The dashboard is displaying the wrong data. The report is showing values that don’t make any sense. The data visualization looks totally off.
And, of course, it’s your job to fix it.
Enter root cause analysis for data quality issues: the process of figuring out where in your data environment things went wrong, so you can make them right again.
The following are the five data root cause analysis steps to take:
1. Check your data lineage for the most upstream manifestation of the problem.
Data lineage tells you the backstory of your data: where any data point or asset came from, and what happened to it from the time it entered your system until it ended up in a data analytics product.
If you want to get to the bottom of a data issue, look at the upstream lineage for the data asset in question and identify when the data first started to be problematic.
2. Check the logic involved in that process.
Once you’ve pinpointed the first manifestation of the data quality issue, delve into the code or logic of the process responsible for the creation of that data asset or object.

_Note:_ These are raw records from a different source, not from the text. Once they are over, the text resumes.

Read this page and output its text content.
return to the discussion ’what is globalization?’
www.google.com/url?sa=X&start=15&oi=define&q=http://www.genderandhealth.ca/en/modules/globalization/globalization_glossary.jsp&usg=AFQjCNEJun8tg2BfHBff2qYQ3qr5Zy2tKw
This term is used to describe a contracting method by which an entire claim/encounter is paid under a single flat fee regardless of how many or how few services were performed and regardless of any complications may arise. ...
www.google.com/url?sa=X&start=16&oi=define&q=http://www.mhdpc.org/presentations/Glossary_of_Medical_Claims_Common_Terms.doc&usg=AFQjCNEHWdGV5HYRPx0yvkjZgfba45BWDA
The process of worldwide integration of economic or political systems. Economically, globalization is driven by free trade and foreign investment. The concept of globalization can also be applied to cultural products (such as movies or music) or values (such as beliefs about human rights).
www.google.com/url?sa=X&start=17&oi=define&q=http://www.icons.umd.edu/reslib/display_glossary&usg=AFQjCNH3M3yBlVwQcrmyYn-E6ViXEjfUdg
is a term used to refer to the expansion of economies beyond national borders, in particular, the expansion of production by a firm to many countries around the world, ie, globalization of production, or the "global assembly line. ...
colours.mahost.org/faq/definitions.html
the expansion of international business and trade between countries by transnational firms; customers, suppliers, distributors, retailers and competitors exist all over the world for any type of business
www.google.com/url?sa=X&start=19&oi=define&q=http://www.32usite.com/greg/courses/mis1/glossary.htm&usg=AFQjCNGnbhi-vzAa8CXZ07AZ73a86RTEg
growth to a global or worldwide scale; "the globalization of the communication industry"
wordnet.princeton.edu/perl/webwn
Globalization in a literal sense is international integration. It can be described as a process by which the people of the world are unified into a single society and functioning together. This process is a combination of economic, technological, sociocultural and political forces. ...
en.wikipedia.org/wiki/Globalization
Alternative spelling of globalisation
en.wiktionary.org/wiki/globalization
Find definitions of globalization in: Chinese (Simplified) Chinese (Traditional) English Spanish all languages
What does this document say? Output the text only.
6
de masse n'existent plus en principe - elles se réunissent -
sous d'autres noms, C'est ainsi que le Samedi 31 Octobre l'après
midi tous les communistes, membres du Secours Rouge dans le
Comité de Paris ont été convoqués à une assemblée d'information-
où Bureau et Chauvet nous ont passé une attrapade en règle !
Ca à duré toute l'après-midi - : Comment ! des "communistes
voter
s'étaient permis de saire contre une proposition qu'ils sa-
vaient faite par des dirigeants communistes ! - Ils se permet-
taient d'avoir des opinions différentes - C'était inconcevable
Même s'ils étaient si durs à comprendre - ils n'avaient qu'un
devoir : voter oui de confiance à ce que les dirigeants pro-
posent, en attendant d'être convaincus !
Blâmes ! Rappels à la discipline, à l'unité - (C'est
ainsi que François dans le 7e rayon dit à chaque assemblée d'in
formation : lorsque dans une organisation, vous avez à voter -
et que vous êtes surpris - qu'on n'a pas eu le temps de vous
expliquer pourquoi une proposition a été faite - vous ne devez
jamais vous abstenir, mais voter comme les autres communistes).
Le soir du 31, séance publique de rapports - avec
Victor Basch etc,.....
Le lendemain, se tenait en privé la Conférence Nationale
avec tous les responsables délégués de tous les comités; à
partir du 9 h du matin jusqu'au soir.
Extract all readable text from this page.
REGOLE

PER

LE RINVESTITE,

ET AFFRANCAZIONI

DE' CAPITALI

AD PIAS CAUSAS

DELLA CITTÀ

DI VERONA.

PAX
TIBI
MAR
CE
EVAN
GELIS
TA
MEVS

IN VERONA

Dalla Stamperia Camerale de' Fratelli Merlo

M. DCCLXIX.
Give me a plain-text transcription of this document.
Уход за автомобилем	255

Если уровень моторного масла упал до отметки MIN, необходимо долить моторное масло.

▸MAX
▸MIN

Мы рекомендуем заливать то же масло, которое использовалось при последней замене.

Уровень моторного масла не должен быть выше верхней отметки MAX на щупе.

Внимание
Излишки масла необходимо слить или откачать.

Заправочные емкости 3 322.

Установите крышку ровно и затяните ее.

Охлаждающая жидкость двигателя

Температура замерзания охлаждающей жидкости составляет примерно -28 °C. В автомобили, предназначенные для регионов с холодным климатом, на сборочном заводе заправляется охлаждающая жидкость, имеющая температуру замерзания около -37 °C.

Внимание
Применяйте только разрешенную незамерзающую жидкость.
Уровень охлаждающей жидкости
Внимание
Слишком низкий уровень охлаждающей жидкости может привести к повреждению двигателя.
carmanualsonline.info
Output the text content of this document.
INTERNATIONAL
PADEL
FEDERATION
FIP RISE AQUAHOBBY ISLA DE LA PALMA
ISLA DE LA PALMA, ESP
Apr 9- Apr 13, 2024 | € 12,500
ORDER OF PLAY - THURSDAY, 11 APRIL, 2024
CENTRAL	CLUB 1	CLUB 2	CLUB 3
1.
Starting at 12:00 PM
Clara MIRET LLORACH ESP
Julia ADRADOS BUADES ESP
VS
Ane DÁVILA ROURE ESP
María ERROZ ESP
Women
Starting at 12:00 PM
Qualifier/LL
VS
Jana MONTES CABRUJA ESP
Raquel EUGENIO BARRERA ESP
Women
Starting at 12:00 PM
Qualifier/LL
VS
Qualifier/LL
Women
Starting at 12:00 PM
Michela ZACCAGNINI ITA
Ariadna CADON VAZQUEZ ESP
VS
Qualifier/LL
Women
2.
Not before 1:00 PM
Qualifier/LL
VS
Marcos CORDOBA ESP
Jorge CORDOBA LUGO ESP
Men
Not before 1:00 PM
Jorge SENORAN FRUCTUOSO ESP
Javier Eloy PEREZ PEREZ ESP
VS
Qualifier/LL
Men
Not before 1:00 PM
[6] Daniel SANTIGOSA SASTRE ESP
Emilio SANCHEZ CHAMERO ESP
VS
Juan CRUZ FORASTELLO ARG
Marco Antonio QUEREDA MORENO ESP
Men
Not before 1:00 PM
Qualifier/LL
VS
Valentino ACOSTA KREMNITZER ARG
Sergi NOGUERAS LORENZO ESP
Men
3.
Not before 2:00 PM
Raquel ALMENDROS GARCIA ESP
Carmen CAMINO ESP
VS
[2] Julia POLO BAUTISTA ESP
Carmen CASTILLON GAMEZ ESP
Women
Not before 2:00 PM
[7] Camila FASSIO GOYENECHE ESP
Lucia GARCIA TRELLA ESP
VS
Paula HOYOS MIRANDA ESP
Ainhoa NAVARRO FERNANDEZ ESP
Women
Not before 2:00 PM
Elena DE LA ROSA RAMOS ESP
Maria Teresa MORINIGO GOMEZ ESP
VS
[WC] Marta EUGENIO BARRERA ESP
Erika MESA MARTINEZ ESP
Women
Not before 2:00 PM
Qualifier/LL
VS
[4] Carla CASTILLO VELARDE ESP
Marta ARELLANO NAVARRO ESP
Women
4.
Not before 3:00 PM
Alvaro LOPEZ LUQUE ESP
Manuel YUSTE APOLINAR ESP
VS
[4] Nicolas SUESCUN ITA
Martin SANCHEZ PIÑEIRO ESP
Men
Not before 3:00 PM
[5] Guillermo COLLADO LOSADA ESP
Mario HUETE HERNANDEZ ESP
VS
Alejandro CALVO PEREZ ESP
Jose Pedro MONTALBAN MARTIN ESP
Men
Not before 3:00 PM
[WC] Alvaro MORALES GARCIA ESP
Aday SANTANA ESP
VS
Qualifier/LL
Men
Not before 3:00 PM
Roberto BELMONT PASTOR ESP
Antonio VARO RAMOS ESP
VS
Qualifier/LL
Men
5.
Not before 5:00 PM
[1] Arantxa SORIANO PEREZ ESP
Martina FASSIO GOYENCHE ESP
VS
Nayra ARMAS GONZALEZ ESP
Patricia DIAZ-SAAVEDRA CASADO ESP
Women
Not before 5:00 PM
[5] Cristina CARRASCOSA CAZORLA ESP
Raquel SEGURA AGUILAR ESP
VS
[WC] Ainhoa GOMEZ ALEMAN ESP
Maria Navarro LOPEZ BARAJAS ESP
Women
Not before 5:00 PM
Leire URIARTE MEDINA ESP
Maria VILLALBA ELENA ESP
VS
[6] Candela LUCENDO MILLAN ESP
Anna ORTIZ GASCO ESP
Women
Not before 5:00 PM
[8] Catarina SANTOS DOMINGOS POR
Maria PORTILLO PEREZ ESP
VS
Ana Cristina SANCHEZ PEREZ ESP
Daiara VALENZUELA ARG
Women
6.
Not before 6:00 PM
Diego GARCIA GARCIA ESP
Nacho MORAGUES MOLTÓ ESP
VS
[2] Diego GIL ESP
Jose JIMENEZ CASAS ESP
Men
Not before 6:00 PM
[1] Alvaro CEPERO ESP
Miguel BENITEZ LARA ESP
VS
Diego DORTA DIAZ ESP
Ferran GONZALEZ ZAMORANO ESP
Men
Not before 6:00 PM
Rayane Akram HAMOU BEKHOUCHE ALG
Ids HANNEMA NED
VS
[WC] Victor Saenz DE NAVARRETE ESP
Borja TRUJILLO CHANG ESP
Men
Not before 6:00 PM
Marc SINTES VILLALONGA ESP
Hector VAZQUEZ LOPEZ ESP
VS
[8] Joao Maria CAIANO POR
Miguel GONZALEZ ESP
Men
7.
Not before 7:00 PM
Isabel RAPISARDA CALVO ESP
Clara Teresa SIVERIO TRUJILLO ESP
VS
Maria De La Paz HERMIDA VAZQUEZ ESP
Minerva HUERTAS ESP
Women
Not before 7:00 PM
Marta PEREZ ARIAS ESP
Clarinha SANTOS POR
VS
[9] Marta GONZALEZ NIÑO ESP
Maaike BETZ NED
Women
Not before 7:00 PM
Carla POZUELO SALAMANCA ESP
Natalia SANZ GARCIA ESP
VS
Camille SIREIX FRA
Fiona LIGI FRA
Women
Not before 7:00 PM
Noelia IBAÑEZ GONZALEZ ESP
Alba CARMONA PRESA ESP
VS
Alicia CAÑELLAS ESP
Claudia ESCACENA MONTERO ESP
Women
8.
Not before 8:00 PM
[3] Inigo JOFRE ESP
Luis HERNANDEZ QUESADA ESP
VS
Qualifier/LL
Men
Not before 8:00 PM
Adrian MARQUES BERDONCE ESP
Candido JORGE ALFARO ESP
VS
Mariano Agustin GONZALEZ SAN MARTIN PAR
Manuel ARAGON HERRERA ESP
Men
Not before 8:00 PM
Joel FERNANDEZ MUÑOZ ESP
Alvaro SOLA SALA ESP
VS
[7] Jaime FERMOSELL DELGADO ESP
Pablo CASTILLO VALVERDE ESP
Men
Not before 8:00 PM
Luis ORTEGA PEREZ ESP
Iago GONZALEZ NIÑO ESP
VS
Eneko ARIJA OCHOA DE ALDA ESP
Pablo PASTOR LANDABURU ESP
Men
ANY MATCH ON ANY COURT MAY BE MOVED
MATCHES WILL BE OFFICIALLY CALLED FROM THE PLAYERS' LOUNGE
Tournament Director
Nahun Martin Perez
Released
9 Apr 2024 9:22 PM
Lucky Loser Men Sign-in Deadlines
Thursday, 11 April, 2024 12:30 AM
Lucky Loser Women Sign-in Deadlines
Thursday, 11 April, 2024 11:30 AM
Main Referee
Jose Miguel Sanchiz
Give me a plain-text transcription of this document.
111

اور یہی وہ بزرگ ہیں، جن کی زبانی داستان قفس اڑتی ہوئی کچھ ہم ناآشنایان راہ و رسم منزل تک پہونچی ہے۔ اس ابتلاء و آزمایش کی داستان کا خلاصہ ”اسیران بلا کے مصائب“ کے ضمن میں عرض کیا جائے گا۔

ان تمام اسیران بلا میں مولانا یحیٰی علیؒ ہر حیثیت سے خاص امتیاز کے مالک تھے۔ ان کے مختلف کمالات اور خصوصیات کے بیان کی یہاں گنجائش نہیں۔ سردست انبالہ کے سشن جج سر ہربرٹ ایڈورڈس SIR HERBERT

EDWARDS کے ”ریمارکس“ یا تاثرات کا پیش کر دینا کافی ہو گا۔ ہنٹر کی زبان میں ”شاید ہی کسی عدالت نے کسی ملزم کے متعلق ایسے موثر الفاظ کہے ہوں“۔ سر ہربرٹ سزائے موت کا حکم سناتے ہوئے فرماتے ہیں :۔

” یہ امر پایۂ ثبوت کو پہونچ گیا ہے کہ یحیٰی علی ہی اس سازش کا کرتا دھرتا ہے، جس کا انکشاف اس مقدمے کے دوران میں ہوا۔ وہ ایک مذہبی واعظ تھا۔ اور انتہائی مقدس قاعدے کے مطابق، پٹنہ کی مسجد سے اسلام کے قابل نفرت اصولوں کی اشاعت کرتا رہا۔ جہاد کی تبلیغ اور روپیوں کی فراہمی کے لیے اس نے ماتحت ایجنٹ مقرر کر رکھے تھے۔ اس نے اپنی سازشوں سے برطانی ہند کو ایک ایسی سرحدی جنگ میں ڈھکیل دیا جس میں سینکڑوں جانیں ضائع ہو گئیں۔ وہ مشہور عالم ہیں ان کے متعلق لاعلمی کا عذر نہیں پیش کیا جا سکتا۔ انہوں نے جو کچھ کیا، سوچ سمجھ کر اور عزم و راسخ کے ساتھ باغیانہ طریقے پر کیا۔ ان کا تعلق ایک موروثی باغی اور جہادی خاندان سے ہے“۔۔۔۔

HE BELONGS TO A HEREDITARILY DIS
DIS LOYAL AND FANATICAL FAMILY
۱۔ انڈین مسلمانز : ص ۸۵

Check what the code looks like now, and what it looked like when the asset or object was last updated. Have there been any recent changes to the logic or the calculations? Also make sure to check for ad hoc writes and backfill.
If you turn up the answer to your problem at this stage, great! If not, move on to…
3. Check if the data itself (or other fields in the problematic table) provides clues.
Is the data wrong for the entire asset, or only for specific table segments or fields? Sometimes looking at the object fields where the data is accurate can give you a hint as to what changed for the fields where the data is no longer accurate.
Are there any new or missing segments of data that haven’t been accounted for in the process logic?
Has there been a change in the timestamps, currency, or other units of measurement that determines the significance of the asset data?
If you hit upon the answer at this stage, breathe a sigh of relief and go start the resolution process. If not, go on to…
4. Check the operational environment that runs the ETL/ELT jobs.
Sometimes the data quality problem is caused by your operational environment not performing up to spec. Job errors, processing delays, permissions or infrastructure issues, changes to the job schedule – any and all of these can prevent the right data from getting into your enviroment and populating your assets.
Sometimes troubleshooting really is just as easy as “turn it off. Turn it back on.”
5. Check with the stewards, owners or SMEs of the problematic dataset for more ideas and context.
If you still haven’t put your finger on the root cause (grumble), it may be time to reach out for some help. (And, honestly, you don’t have to wait until you’re desperate. Sometimes reaching out earlier on in the root cause analysis process can save you precious time and aggravation.)
Critical for success here is knowing who to reach out to, so you can get answers in as focused a way as possible, without annoying irrelevant team members.
A metadata management solution, like a data catalog, that keeps track of the responsible parties for each data asset, is key here.
Follow these five steps to perform a root cause analysis whenever you run up against a data issue, and you’ll be well on the way to resolution.
When dashboards break
When reports crash
When I’m feeling sad
I perform root cause analysis steps
And then data’s not so bad!